Now, I’m biased in this monologue that I’m writing this week: I would have gladly voted to reelect John Quincy Adams in 1828, and not just because I don’t care for Andrew Jackson. Adams is one of my favorite presidents for all the reasons I included above; and his status as one of the fathers of the Whig Party, a preeminent predecessor of the modern Republican Party, shows how party philosophy changes with each successive generation. Still, while many in his day and now might discount the idea that John Quincy Adams had a strong political personality, I suggest we look to the politics of the early republic to find a guide out of our current quagmire.

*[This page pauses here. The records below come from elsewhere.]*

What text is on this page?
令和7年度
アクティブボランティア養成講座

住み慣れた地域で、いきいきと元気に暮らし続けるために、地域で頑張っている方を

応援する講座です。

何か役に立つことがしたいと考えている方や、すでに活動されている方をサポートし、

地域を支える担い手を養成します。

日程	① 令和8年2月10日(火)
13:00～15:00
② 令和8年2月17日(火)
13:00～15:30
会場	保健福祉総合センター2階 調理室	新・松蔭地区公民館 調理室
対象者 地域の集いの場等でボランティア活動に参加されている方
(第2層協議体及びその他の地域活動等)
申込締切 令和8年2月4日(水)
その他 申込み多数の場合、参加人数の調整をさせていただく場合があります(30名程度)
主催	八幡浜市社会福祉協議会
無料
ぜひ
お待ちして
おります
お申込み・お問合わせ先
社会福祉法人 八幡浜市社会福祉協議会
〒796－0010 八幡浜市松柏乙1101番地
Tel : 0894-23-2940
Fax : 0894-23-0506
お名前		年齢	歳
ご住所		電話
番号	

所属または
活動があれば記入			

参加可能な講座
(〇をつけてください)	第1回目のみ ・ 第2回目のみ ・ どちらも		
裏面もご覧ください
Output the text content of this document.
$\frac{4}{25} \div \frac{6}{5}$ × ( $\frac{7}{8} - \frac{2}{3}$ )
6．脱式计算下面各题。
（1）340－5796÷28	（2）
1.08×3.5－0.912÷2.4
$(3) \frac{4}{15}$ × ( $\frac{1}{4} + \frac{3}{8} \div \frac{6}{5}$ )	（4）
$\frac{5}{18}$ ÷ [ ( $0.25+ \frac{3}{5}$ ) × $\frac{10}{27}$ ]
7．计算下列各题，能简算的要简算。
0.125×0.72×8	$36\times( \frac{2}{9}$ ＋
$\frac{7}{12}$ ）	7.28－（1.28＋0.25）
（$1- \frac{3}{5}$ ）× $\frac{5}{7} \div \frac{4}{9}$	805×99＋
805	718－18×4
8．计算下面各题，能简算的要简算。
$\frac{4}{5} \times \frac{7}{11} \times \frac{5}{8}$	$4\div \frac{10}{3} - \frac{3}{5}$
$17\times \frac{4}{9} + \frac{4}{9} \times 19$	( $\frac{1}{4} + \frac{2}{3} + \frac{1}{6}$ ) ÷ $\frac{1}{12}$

Having a political figure who can unite a broad coalition behind their own banner, someone who is well liked by a majority of the voting public, is a way to move out of a period of uncertainty and nigh political chaos into a restored stability. The recent political history of the United States has elevated some who could fit this model, yet the extreme levels of bile flung by one faction at another leaves any sense of partisan unity, or better yet partisan magnanimity, far from certain. This leader should be able to bring this wide coalition together yet be humble enough to practice servant leadership, and remember they are in their role as President to help and guide the American people.
The great challenge of our time is to find a common purpose where we have long seen what divides us. It is a challenge which I know we can overcome, a hope which I believe we can realize.